Attackers usually make it
sound like they are doing the victim a favor by helping to recover the lost
data. They might even be willing to negotiate with the victim, bizarrely making
it seem like the victim owes them a favor. The criminal then frequently has to
walk the victim through buying and sending the bitcoin payment.

Responsibility

At the other end of the
spectrum are the enterprises, hospitals and government agencies that fall
victim to ransomware attacks. For these entities, the question of whether or
not to pay the ransom is a business decision. In some cases, the organization has
a mandate not to pay criminals. No matter what the cost, on principle alone,
they will deal with the consequences of non-payment.

The FBI does not advocate
paying ransom, in part because it does not guarantee that the person or company
will regain access to their data. In some cases, victims who paid a ransom were
never provided with decryption keys. In others, flaws in the encryption
algorithms of certain ransomware variants prevented victims from recovering
some or all of their data, even with a valid decryption key. The FBI also warns
that paying ransom emboldens criminals to target other organizations and
provides an alluring and lucrative enterprise for other bad actors.

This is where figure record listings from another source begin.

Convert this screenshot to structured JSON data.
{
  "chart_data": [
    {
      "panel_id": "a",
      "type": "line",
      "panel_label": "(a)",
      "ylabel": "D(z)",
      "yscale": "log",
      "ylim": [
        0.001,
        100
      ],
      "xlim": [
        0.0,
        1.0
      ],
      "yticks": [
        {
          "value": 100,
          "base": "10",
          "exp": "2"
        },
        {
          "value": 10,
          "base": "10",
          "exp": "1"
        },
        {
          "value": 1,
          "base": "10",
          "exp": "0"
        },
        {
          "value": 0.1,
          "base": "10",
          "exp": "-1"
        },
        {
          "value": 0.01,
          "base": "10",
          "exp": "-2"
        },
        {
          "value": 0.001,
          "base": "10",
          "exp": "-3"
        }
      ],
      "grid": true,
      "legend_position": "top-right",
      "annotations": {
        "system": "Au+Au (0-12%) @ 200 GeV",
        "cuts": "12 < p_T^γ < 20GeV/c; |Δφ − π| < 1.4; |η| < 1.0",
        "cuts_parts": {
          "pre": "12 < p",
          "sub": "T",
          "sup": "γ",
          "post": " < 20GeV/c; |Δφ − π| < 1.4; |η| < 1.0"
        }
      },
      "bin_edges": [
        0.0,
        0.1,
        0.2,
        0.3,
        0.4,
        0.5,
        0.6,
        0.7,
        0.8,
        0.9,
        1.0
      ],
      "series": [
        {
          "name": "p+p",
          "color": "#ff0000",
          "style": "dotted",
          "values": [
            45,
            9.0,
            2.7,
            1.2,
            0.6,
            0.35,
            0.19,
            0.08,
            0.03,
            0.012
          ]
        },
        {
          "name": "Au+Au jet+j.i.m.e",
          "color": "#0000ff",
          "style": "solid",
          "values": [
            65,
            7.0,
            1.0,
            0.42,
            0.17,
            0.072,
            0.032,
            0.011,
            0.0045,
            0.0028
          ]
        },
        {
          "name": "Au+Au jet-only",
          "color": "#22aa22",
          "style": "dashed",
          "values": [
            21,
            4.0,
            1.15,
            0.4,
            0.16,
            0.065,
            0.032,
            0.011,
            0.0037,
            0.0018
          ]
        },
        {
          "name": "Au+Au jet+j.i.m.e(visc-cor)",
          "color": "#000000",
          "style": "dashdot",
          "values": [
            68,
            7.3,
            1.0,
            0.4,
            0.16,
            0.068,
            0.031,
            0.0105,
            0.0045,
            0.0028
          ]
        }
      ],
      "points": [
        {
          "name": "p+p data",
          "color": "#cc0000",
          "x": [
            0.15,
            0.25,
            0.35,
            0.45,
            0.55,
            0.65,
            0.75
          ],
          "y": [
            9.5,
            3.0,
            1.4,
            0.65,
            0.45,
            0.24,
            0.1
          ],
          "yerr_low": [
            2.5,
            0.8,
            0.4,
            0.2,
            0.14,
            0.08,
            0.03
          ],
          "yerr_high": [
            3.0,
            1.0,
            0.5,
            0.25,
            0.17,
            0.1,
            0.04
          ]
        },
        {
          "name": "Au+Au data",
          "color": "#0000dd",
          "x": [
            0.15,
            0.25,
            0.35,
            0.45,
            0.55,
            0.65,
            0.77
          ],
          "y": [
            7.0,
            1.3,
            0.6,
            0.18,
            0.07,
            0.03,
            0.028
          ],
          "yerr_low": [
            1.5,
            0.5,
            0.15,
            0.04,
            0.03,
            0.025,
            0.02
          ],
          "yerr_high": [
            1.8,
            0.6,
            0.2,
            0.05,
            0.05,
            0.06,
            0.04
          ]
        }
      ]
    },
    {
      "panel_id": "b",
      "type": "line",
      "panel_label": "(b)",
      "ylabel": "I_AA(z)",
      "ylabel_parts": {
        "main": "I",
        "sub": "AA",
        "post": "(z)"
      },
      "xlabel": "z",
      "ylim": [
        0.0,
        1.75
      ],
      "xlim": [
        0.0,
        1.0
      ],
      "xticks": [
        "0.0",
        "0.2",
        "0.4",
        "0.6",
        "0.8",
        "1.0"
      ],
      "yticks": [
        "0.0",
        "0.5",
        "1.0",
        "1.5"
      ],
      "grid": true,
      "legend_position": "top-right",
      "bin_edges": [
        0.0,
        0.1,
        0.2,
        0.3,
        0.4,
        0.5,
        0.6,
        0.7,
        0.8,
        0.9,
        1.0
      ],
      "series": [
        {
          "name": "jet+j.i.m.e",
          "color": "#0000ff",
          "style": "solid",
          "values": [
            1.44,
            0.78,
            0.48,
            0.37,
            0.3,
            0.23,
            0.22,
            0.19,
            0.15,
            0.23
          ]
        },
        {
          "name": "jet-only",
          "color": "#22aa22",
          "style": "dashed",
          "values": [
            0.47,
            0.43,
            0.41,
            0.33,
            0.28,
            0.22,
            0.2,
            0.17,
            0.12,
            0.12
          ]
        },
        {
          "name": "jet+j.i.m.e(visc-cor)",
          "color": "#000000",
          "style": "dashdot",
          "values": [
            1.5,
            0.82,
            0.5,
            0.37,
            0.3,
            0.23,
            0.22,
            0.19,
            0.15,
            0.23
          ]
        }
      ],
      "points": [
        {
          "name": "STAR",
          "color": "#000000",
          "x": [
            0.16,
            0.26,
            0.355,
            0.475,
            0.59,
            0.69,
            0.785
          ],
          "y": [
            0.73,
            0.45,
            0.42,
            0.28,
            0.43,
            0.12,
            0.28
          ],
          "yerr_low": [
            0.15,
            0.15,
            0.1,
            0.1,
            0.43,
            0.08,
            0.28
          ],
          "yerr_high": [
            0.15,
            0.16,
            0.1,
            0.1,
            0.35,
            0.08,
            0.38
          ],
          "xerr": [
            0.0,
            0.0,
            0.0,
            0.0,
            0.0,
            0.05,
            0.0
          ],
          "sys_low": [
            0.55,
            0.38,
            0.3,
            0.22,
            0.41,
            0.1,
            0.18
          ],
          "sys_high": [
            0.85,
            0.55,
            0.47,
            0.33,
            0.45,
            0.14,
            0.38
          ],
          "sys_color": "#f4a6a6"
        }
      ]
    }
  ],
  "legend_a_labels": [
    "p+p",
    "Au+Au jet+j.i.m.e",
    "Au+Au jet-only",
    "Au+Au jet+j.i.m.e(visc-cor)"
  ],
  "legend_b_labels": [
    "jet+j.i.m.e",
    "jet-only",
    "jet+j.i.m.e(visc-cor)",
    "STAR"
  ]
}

Many organizations analyze
the costs of potential downtime and data recovery (assuming the data can be
recovered) before paying the ransom. Then, as long as the ransom does not
exceed the expected costs to otherwise address the attack, the company makes
its decision based on the perceived likelihood that paying the ransom will result
in the desired outcome.

As you can see, the technical
issues of ransomware are the least of the problem. While it is not necessarily
simple to mitigate ransomware, the process is known. The decision-making
process is, however, a very emotional one.

As security
professionals, it is our nature to approach the situation as a technical one.
However, we need to be aware of how people rationalize the business decisions
they make regarding which direction to take.